L’Elba del vicino futuro, non solo “mare”

L’Elba del vicino futuro, non solo “mare”

L’incontro, moderato dal vice caporedattore de Il Tirreno, GUIDO FIORINI, si è tenuto presso la sede del Parco Nazionale dell’Arcipelago Toscano e ha coinvolto i principali attori del territorio in una riflessione prospettica a tutto tondo sull’immagine e le potenzialità dell’isola tra quindici anni. L’obiettivo, attraverso la logica multistakeholder e multidisciplinare, è stato quello di capire se e in che misura l’Elba potrà impostare la propria crescita e competitività a livello globale, facendo pienamente leva sulla sostenibilità. Punto di partenza per la discussione sono stati gli interventi di tre illustri relatori nella prima parte della mattinata. Da una società che fino a qualche anno fa vedeva al centro l’individualismo, occorrerà tendere verso una società che riscopre l’aggregazione, fatta di persone che si riuniscono per ‘salvarsi’.

E’ questa la via da prendere, la strada dell’aggregazione sociale delle comunità dal basso, verso un’apertura dove trovano spazio anche narrazioni importanti, come quella della sostenibilità.
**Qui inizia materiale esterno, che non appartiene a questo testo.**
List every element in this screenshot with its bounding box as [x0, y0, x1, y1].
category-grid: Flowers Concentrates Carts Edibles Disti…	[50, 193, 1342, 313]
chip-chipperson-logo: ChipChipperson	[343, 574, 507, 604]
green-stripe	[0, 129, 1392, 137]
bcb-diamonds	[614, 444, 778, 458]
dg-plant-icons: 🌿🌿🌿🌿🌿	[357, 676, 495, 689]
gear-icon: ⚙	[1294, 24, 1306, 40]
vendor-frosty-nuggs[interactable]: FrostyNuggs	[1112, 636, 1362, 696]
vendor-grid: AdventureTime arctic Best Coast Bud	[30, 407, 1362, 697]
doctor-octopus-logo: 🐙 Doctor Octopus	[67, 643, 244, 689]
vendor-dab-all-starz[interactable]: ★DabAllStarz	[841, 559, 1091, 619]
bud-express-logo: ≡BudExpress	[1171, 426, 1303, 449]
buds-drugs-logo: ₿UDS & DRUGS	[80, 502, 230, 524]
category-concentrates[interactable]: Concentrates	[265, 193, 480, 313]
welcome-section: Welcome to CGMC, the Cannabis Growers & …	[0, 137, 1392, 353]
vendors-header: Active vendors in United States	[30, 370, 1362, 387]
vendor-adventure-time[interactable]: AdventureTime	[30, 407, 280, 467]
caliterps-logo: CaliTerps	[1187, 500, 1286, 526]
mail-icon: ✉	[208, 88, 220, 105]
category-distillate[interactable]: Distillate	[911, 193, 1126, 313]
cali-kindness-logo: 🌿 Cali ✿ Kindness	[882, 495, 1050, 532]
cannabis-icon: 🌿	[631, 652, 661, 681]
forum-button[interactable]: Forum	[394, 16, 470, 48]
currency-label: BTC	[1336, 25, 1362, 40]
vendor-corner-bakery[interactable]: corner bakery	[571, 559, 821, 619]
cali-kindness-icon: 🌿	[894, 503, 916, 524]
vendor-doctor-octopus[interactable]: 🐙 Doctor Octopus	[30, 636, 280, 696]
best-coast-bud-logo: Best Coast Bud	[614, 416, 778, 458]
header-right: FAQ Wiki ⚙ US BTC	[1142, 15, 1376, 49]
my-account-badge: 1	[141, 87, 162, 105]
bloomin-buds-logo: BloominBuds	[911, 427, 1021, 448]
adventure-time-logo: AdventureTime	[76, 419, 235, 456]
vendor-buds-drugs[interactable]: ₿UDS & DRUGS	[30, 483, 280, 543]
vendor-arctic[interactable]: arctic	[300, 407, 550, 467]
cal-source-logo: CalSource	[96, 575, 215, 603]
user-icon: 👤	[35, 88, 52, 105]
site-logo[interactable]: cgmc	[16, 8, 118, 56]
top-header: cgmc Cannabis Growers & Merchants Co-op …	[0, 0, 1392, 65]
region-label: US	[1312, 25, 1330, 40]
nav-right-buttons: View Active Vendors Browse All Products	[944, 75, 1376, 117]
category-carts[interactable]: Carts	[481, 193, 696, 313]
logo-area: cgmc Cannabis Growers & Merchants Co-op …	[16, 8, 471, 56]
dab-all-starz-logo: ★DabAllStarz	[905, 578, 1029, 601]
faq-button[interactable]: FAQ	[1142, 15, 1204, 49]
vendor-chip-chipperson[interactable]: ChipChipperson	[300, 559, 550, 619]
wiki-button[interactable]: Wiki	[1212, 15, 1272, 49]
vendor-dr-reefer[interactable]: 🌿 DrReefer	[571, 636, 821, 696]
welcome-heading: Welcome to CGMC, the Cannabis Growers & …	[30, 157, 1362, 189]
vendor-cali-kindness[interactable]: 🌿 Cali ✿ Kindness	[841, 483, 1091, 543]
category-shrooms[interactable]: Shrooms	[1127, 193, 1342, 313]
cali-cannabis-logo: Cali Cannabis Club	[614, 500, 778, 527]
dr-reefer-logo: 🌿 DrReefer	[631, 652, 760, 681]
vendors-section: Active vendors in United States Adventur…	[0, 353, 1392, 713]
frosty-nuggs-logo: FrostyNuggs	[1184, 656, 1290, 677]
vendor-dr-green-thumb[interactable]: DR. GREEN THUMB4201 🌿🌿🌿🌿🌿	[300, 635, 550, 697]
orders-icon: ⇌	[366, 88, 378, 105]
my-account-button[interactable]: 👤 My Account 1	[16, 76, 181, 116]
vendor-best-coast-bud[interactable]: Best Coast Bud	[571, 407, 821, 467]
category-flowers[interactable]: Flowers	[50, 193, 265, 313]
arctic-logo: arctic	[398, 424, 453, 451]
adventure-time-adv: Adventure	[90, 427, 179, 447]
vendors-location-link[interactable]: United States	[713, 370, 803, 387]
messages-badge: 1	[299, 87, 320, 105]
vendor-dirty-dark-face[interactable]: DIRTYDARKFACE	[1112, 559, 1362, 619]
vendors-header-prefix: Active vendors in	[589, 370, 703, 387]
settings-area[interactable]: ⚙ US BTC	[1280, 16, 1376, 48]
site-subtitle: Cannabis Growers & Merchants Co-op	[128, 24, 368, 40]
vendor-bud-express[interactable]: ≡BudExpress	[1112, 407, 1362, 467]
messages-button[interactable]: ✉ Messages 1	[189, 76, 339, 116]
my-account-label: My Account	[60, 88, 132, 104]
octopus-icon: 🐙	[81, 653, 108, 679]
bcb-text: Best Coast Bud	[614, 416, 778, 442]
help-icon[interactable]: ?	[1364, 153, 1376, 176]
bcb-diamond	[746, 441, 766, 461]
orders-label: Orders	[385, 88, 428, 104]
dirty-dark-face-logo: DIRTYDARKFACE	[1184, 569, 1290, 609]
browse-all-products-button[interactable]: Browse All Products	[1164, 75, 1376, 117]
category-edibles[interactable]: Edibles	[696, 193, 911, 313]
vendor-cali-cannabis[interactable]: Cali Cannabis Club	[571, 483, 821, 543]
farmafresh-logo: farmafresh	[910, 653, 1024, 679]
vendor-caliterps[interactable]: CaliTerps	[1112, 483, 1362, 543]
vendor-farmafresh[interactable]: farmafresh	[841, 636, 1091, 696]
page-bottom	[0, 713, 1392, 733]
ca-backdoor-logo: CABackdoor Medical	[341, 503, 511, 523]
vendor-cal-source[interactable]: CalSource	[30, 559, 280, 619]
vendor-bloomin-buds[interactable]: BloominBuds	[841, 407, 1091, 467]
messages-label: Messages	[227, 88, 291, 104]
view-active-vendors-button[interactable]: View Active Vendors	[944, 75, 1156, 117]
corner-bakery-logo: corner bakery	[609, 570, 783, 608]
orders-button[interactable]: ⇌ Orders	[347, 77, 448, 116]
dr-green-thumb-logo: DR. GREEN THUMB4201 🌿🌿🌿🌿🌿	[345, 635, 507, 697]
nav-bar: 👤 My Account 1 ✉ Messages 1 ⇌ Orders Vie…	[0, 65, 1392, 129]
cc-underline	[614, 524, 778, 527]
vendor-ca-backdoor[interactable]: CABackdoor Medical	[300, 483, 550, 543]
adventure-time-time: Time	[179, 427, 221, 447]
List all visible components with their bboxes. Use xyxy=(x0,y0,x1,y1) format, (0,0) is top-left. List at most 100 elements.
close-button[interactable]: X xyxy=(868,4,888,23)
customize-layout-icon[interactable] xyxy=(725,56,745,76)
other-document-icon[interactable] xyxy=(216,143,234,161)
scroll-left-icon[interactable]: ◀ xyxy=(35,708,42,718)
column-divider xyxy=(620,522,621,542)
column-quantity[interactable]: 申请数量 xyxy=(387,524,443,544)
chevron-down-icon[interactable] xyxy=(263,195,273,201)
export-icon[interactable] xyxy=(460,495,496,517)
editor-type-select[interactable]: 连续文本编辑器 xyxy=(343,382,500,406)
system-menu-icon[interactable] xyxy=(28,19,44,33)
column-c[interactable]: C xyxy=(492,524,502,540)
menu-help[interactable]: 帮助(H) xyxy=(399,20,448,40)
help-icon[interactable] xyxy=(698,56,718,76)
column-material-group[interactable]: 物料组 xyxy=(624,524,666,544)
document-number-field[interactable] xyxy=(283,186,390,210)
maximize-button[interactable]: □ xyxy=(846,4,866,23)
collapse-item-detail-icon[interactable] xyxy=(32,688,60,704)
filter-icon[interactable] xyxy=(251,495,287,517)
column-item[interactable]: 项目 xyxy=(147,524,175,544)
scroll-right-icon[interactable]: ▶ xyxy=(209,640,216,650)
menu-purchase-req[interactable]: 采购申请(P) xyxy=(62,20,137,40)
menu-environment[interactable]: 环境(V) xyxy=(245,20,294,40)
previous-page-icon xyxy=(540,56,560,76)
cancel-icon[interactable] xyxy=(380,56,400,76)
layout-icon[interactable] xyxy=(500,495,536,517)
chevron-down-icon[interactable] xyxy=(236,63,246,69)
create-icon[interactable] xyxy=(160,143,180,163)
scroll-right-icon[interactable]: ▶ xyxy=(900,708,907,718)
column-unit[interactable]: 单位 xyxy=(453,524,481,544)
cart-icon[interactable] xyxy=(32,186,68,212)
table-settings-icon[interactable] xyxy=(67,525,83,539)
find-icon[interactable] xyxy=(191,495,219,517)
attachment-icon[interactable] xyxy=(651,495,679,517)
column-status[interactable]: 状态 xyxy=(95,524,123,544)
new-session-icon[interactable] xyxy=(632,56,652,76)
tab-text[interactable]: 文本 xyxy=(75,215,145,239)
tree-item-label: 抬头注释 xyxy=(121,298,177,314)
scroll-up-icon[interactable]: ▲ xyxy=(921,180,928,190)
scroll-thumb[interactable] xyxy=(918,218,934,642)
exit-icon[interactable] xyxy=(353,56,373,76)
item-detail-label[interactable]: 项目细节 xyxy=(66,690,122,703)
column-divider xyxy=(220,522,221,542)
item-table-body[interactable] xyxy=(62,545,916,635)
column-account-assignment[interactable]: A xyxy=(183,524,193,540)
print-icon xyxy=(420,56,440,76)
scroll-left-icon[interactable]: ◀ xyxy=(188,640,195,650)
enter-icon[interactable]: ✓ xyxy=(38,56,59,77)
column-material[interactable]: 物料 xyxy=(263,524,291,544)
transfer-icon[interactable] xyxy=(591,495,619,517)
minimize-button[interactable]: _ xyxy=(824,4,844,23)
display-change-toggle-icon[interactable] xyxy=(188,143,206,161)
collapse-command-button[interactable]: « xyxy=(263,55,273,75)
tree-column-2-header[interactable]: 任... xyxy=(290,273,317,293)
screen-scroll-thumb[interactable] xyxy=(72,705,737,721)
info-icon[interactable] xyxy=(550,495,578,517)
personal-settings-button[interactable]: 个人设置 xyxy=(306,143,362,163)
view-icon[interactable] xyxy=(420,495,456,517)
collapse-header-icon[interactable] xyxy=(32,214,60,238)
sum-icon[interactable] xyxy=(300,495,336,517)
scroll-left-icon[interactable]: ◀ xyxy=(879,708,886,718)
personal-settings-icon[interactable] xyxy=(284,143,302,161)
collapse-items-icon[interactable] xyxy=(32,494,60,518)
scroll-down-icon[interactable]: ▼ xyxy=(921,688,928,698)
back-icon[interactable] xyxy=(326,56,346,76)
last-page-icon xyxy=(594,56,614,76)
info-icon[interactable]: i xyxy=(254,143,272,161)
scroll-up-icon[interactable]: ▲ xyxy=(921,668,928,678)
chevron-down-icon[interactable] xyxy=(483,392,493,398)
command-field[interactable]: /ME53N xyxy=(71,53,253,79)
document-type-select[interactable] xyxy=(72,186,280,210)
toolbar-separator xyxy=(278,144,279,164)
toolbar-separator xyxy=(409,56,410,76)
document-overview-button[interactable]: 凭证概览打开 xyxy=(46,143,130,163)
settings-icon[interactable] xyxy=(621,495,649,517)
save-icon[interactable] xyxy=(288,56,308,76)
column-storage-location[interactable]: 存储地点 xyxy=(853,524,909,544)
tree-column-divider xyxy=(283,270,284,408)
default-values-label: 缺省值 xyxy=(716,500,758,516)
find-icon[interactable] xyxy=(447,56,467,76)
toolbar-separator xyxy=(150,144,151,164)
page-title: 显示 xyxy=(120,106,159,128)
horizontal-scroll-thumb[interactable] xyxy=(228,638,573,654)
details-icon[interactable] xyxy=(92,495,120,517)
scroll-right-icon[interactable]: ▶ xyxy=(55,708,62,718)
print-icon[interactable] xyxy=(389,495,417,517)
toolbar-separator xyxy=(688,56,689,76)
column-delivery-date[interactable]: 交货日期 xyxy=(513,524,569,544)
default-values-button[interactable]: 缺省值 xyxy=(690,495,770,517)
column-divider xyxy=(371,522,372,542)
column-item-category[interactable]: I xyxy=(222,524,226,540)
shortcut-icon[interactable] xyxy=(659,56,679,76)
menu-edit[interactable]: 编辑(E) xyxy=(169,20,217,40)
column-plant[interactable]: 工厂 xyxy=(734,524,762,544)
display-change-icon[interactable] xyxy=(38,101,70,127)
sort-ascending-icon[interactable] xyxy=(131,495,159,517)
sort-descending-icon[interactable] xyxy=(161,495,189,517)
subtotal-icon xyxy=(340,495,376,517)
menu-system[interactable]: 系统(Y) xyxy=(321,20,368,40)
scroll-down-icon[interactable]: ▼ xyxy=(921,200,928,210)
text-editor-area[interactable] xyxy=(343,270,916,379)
Con Andrea Vettori, Vice Capo dell’Unità ‘Utilizzo e gestione del territorio’ della Direzione Generale Ambiente della Commissione Europea, la mattinata è entrata nel cuore del contesto, grazie ad una puntuale analisi delle sfide e degli obiettivi globali dell’Europa in materia di Ambiente. Con l’aumento della popolazione e dei conseguenti consumi di acqua, trasporti ed alimentazione, la sfida diventa riportare il futuro a livelli di sostenibilità. Ecco allora venirci in aiuto Agenda 2030 della UE con 17 obiettivi specifici, tra cui la messa al bando dei 10 prodotti che per la maggior parte inquinano le spiagge e il mare.

Territori piccoli con specifiche biodiversità che possono diventare un modello da seguire per Regioni e interi Stati. Idee, spunti, suggerimenti da cogliere per una riflessione che ormai si deve tradurre in azione e a cui serve una cabina di regia, indicata dal relatore nelle amministrazioni nei supporti legislativi ,affinchè il cambiamento sia reale. Da qui, la seconda parte della mattina è stata dedicata all’ascolto e agli interventi degli stakeholder locali che hanno rivestito un ruolo cruciale nella logica dell’incontro, portando all’attenzione le loro aspettative, visioni , e questioni urgenti da affrontare per vivere, nel 2035, in un isola più efficiente e soprattutto più sostenibile. Poi ancora, il Presidente del Parco Giampiero Sammuri, Umberto Mazzantini responsabile nazionale Isole Minori di Legambiente, Marco Mantovani Presidente della Fondazione Isola d’Elba, il Presidente della Banca dell’Elba Luca Bartolini e Claudio Boccardo, amministratore di Ala Toscana, con un video messaggio arrivato direttamente dalla Conferenza sui Servizi a Roma.

In particolare è intervenuto il Presidente Provinciale della CNA Maurizio Serini, Lamberto Ferrini per Confcommercio Elba e Franco De Simone per Confesercenti. A concludere la carrellata di interventi sono stati infine Paolo Ballerini, medico specialista della clinica Medicart, Cecilia Pacini, Presidente dell’Associazione Italia Nostra Arcipelago Toscano e infine Patrizia Lupi, direttrice della rivista Enjoy Elba.